Выходя из храма, я не удержался и насмешливо спросил:
— Почему же орган, на котором играл маэстро Перес, звучит сегодня так плохо?
— Да что вы! — отвечала старуха. — Это не тот, это другой.
— Другой? А что же с прежним?
— Он развалился от старости несколько лет назад.
— А душа органиста?
— Не появлялась с тех пор, как поставили новый орган.
Если кто из читателей спросит меня о том же, прочтите эту повесть, пускай он помнит, почему чудо не совершается в наши дни.
I
— Видите вы сеньора с белым пером на шляпе, в красном плаще и в камзоле, украшенном золотом Индий? Вот он сходит с носилок, чтобы помочь сеньоре, а она, ступив на землю, направляется сюда, и перед нею идут четыре пажа с факелами. Это маркиз де Москосо, возлюбленный вдо вой графини де Вильяпинеды. Говорят, прежде чем увлечься ею, он хотел жениться на дочери важного лица, но отец, которого сплетники называют скуповатым… Тс-с-с! Легок на помине. Видите, под аркой Сан-Фелипе, пешком, в темном плаще, с одним слугой, который несет фонарь? Сейчас мимо статуй…
Вот он склонился перед Пречистой Девой, плащ распахнулся… видите крест на камзоле? Если бы не знак рыцарского ордена, всякий принял бы его за бакалейщика с улицы Кулебрас. Это и есть богатый отец, о котором я говорю. Смотрите, как расступается народ, как ему кланяются. Вся Севилья знает его, он несказанно богат. У него в сундуках больше золотых, чем солдат у короля Филиппа, а из своих галер он мог бы составить эскадру, которая победила бы самих турок…

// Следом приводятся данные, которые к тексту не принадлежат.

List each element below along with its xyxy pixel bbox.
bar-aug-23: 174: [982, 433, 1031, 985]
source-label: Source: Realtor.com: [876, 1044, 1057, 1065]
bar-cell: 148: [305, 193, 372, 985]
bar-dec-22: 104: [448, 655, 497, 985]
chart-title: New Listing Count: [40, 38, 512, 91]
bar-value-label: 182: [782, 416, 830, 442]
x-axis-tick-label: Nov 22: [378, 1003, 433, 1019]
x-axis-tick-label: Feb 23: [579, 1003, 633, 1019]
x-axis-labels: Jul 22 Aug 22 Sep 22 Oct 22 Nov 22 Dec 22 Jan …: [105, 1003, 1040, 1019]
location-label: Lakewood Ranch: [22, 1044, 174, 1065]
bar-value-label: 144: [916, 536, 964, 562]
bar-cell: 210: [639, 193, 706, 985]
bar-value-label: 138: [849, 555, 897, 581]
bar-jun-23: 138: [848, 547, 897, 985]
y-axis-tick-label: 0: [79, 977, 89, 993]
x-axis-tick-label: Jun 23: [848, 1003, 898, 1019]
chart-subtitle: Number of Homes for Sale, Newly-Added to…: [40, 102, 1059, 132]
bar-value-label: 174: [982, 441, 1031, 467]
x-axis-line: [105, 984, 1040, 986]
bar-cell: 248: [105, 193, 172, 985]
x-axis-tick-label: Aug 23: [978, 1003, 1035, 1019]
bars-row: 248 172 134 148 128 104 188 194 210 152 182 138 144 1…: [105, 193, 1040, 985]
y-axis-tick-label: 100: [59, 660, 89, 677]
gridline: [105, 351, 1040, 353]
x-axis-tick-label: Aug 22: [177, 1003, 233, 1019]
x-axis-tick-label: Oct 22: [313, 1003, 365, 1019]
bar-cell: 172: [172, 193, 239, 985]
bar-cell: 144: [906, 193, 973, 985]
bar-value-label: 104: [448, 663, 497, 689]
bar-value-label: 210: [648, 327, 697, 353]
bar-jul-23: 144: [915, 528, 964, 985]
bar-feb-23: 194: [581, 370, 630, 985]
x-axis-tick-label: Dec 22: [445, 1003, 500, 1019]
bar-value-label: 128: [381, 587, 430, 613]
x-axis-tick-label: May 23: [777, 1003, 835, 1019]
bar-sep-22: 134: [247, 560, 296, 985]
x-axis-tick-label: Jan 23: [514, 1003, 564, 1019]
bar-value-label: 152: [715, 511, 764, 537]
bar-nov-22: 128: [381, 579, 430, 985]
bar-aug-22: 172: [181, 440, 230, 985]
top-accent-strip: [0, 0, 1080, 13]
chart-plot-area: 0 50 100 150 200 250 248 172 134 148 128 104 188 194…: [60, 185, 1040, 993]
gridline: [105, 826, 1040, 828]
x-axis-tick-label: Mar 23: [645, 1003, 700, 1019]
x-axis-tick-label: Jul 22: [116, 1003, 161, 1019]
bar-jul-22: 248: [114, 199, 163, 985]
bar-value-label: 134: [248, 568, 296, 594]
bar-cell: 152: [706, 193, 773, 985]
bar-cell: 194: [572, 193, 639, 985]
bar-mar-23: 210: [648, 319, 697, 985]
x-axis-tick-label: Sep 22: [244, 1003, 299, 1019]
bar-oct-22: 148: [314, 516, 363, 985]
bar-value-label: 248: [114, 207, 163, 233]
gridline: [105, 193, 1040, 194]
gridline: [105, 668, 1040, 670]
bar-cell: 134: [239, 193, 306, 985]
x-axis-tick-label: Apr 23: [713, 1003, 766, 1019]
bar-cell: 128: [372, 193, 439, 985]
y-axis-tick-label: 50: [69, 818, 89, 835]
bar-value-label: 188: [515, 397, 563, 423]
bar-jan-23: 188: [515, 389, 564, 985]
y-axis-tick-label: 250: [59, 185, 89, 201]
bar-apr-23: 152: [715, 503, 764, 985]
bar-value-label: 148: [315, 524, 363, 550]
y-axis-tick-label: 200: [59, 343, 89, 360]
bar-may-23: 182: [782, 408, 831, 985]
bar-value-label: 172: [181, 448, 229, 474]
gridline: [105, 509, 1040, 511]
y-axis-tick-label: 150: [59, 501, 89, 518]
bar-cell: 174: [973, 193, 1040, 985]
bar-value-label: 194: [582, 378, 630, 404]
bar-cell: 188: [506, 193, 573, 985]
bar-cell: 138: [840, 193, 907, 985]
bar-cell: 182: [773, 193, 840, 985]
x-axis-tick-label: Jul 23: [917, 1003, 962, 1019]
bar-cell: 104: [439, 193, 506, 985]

Смотрите, смотрите на этих важных сеньоров. Их двадцать четыре, они всегда вместе. А вот — нечистый цыган, до которого еще не добрались отцы инквизиторы, потому что у него в Мадриде знатные друзья. Он и в церковь-то ходит, чтобы послушать музыку. Ну, если маэстро Перес не доведет его до горючих слез, значит — душа у него уже не в теле, а в котле у черта… Ох, соседка, плохо дело!.. Идемте скорее в храм. Что-то тут больше пахнет дракой, чем молитвой. Смотрите, смотрите, люди герцога де Алкала огибают угол площади Сан-Педро, а в переулке Дуэньяс я различаю людей Медины Сидониа. Что, говорила я?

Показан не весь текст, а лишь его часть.